In banking, the term “open market” may be used to refer to the environment in which the Federal Reserve buys or sells bonds from member banks as a way of raising or lowering interest rates. The intervention by the Fed or central banks is known as open market operations, and it involves trading in Treasury notes or mortgage-backed securities to raise reserves.
For example, when the Federal Reserve wants to raise interest rates, it sells Treasury bonds to member banks with the goal of slowing down inflation. It is a contractionary monetary policy that aims at stabilizing economic growth. The opposite is the expansionary monetary policy, where the Fed buys bonds from its member banks as a way of lowering the interest rates. The Fed pays for the bonds using checks, which when cashed, moves money from the government agency to the bank reserves of the regulated banks.

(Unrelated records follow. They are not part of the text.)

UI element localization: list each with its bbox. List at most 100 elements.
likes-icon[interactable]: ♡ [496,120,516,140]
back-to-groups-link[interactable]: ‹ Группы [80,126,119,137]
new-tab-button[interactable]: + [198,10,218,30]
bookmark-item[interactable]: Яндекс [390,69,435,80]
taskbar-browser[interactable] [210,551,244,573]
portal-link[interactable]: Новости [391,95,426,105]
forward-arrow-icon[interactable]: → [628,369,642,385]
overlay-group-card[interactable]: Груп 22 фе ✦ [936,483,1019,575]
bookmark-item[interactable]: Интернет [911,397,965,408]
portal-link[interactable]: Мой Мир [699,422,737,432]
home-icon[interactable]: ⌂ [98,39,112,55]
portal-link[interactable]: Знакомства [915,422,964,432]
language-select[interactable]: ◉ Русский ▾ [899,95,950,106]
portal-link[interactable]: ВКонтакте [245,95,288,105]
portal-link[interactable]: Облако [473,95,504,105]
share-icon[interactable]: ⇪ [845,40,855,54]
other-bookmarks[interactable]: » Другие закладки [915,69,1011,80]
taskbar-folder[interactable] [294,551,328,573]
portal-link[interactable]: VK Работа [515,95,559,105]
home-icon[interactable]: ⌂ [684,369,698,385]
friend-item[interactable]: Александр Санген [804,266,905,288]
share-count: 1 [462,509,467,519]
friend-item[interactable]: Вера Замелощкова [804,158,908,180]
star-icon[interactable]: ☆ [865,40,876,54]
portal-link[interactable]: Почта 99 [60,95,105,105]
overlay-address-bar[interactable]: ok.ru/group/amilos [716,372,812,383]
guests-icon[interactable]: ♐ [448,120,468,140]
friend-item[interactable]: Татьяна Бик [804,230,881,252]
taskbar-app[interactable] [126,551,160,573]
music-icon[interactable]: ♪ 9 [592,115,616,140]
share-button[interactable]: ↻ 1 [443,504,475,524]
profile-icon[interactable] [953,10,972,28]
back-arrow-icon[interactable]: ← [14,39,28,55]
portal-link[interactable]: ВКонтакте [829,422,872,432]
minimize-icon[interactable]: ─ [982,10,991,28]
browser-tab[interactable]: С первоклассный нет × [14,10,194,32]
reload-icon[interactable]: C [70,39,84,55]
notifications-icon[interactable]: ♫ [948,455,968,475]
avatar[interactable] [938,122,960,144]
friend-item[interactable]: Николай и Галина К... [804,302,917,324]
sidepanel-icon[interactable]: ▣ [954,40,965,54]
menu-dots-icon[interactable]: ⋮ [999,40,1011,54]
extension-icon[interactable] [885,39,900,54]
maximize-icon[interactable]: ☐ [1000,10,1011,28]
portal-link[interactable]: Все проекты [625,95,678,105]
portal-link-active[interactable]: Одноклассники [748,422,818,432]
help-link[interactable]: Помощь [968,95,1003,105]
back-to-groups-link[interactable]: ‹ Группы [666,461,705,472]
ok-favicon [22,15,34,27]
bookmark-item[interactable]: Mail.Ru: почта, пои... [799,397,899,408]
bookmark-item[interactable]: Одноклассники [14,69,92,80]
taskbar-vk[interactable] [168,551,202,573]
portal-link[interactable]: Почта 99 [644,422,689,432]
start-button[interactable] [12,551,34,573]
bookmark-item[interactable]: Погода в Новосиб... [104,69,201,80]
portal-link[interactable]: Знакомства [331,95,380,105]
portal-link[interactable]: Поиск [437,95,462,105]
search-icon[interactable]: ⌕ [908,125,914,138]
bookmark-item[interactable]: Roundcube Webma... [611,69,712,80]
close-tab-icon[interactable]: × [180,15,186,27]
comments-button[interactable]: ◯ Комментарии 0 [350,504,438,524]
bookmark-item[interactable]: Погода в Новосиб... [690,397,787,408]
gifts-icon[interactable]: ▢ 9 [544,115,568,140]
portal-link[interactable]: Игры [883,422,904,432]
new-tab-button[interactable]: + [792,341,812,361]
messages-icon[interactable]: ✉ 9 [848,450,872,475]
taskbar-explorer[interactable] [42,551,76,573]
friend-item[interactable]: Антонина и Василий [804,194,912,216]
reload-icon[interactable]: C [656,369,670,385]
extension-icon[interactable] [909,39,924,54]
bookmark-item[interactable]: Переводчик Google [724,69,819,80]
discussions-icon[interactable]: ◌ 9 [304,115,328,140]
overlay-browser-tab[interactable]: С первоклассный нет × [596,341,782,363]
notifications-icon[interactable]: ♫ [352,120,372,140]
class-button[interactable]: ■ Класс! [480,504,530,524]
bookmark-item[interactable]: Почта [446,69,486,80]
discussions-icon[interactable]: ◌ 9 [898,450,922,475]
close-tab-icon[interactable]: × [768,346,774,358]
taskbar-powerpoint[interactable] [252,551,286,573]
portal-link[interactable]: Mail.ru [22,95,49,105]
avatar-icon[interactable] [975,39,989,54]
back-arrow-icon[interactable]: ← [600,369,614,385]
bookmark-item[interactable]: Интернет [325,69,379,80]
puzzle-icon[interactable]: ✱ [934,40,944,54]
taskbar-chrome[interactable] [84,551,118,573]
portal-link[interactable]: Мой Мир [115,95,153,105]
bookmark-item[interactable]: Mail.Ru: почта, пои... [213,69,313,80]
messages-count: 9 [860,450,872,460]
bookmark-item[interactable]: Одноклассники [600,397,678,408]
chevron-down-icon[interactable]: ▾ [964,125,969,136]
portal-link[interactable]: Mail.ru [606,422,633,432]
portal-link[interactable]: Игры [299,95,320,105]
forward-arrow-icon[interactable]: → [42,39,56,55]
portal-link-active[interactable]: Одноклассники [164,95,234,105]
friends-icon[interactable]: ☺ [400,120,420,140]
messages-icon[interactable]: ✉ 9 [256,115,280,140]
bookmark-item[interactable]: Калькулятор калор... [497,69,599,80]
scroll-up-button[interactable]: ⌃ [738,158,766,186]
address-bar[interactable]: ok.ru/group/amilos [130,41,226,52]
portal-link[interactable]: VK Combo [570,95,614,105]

Open Market vs. Closed Market
An open market is considered more accessible to participants compared to a closed market. The United States, the United Kingdom, Canada, and Australia are seen as relatively open markets where buyers and sellers can trade without any regulatory barriers. The prices of goods and services in these markets are determined by the shifts in supply and demand, and there is minimal interference by government entities in setting prices.
However, there is no completely open market that exists in the world. Large established companies may create barriers to entry to make it difficult for new and smaller companies to access the market. Nevertheless, there are no regulatory hurdles that may prevent smaller companies from getting a share of the market.
On the other hand, closed markets do not provide a level playing ground for all economic actors, and they tend to adopt prohibitive regulations that constrain free trade activities. Countries such as North Korea and Cuba are relatively closed markets, with various regulatory barriers that aim to protect domestic trade from unfair competition by large foreign companies.
The regulatory barriers may take the forms of pricing or participation restrictions. Pricing restrictions occur when the prices of products and services are determined by other methods other than the shifts in supply and demand. Participation restrictions are laws that regulate who can participate and who cannot participate in the market. For example, some countries may require foreign companies to local owners to take on a certain percentage of ownership before they can be allowed to trade in the country.
How the Open Market Affects Interest Rates
The Federal Reserve buys and sells government bonds in the open market, an activity known as open market operations. The Federal Open Market Committee (FOMC) is charged with overseeing open market operations. The activities are undertaken with the aim of increasing the money supply in the hands of consumers, who use the funds to invest and stimulate economic growth.
Where the interest rate for credit is high, the Fed buys government bonds from its member banks. The Fed pays for the securities using cheques or electronic transactions, which increases the bank’s reserves. Banks are required to retain at least 10% of their deposit in reserve, and the funds must be kept at the bank’s vault or at the local Federal Reserve branch office. The reserve helps cover the bank’s daily withdrawals.
If a bank’s reserve falls below the reserve requirement, it borrows from other banks at a special interest rate known as the federal funds rate. When the Fed buys securities from member banks, it increases the reserves and also makes more Fed funds available to lend to other banks.
The increase in money supply lowers the Fed funds rate, and it, in turn, lowers the interest rates on other financial investments in the economy. A lower Fed funds rate makes it cheaper for consumers and borrowers to borrow money, helping stimulating economic growth.